Tokyo's DHC, known for cleansing oil, leaving Korean market
DHC, the Tokyo-based cosmetics company, is abandoning Korea.
Its local unit, DHC Korea, announced the move on its website Wednesday.
“Operations of the DHC Korea shopping mall will shut down as of 2 p.m. on Sept. 15,” the statement on the website said. “Rewards points can be only used until 2 p.m. on Sept. 15.”
The company said it “tried to satisfy consumers with good products and services, but is regretfully closing.”
The announcement was made two years after Koreans started informally boycotting Japanese products in July 2019 after Japan imposed tighter restrictions on exports to Korea of three key materials essential to making semiconductors and displays.
DHC was targeted in particular after DHC TV, its beauty TV channel, broadcast a series of offensive remarks made by panelists about Koreans.
They said Koreans are forgetful by nature and described the boycott of Japanese products as a “childish act.”
The panelists also claimed that hangul was standardized by Japan and denounced Korean artwork depicting women forced into sexual slavery by the Imperial Japanese Army during World War II.
It was found that the chairman said in 2016 that ethnic Koreans living in Japan should “go back to their home country.”
The chairman continued to make discriminatory comments.
He used a racial slur to describe ethnic Korean residents in Japan in a post issued in November on the company's website to claim that DHC's supplements were superior to those by rival companies, according to a report from the Asahi Shimbun.
DHC Korea apologized for the statements made on DHC TV in 2019, saying that the Korean unit does not agree with the remarks.

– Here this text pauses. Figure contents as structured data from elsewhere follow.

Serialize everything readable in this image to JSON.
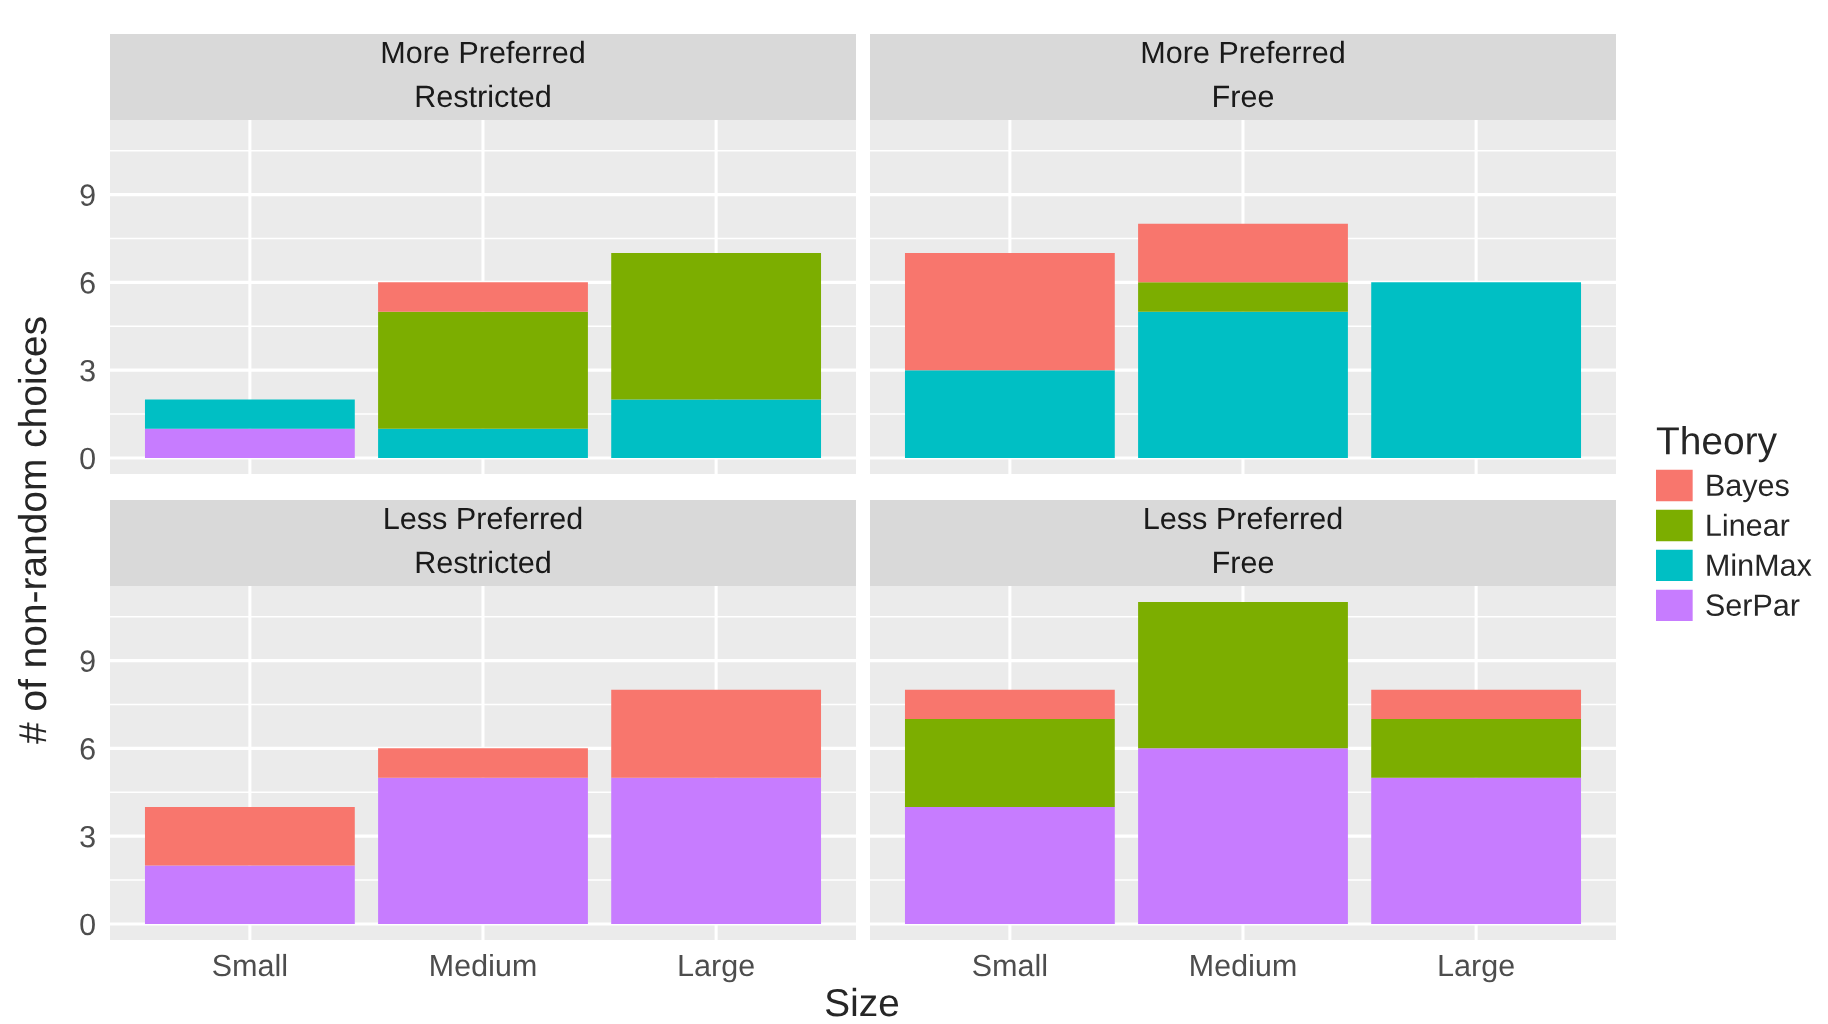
{
  "chart_data": [
    {
      "type": "bar",
      "stacked": true,
      "title": "More Preferred\nRestricted",
      "ylabel": "# of non-random choices",
      "categories": [
        "Small",
        "Medium",
        "Large"
      ],
      "ylim": [
        -0.55,
        11.55
      ],
      "yticks": [
        0,
        3,
        6,
        9
      ],
      "grid": true,
      "tick_labels": "y",
      "legend": "right",
      "legend_title": "Theory",
      "series": [
        {
          "name": "SerPar",
          "color": "#c77cff",
          "values": [
            1,
            null,
            null
          ]
        },
        {
          "name": "MinMax",
          "color": "#00bfc4",
          "values": [
            1,
            1,
            2
          ]
        },
        {
          "name": "Linear",
          "color": "#7cae00",
          "values": [
            null,
            4,
            5
          ]
        },
        {
          "name": "Bayes",
          "color": "#f8766d",
          "values": [
            null,
            1,
            null
          ]
        }
      ]
    },
    {
      "type": "bar",
      "stacked": true,
      "title": "More Preferred\nFree",
      "categories": [
        "Small",
        "Medium",
        "Large"
      ],
      "ylim": [
        -0.55,
        11.55
      ],
      "yticks": [
        0,
        3,
        6,
        9
      ],
      "grid": true,
      "tick_labels": false,
      "series": [
        {
          "name": "MinMax",
          "color": "#00bfc4",
          "values": [
            3,
            5,
            6
          ]
        },
        {
          "name": "Linear",
          "color": "#7cae00",
          "values": [
            null,
            1,
            null
          ]
        },
        {
          "name": "Bayes",
          "color": "#f8766d",
          "values": [
            4,
            2,
            null
          ]
        }
      ]
    },
    {
      "type": "bar",
      "stacked": true,
      "title": "Less Preferred\nRestricted",
      "xlabel": "Size",
      "categories": [
        "Small",
        "Medium",
        "Large"
      ],
      "ylim": [
        -0.55,
        11.55
      ],
      "yticks": [
        0,
        3,
        6,
        9
      ],
      "grid": true,
      "series": [
        {
          "name": "SerPar",
          "color": "#c77cff",
          "values": [
            2,
            5,
            5
          ]
        },
        {
          "name": "Bayes",
          "color": "#f8766d",
          "values": [
            2,
            1,
            3
          ]
        }
      ]
    },
    {
      "type": "bar",
      "stacked": true,
      "title": "Less Preferred\nFree",
      "categories": [
        "Small",
        "Medium",
        "Large"
      ],
      "ylim": [
        -0.55,
        11.55
      ],
      "yticks": [
        0,
        3,
        6,
        9
      ],
      "grid": true,
      "tick_labels": "x",
      "series": [
        {
          "name": "SerPar",
          "color": "#c77cff",
          "values": [
            4,
            6,
            5
          ]
        },
        {
          "name": "Linear",
          "color": "#7cae00",
          "values": [
            3,
            5,
            2
          ]
        },
        {
          "name": "Bayes",
          "color": "#f8766d",
          "values": [
            1,
            null,
            1
          ]
        }
      ]
    }
  ]
}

The company’s products were pulled from major health and beauty store franchises, including Olive Young and Lalavla, in August 2019.
DHC Korea started business in Korea in April 2002.
It made a name for itself with a deep cleansing oil.
DHC Korea’s annual sales are estimated to have hit around 10 billion won ($8.5 million) in its peak years, according to local media reports.
Other Japanese companies that suffered from the informal boycott include Shu Uemura, a beauty brand of L’Oreal Group that was established by a Japanese makeup artist.
Shu Uemura announced in March it would exit the country after 16 years.
The Korean unit of Sapporo’s Royce’ Chocolate shuttered its operations in Korea in March last year.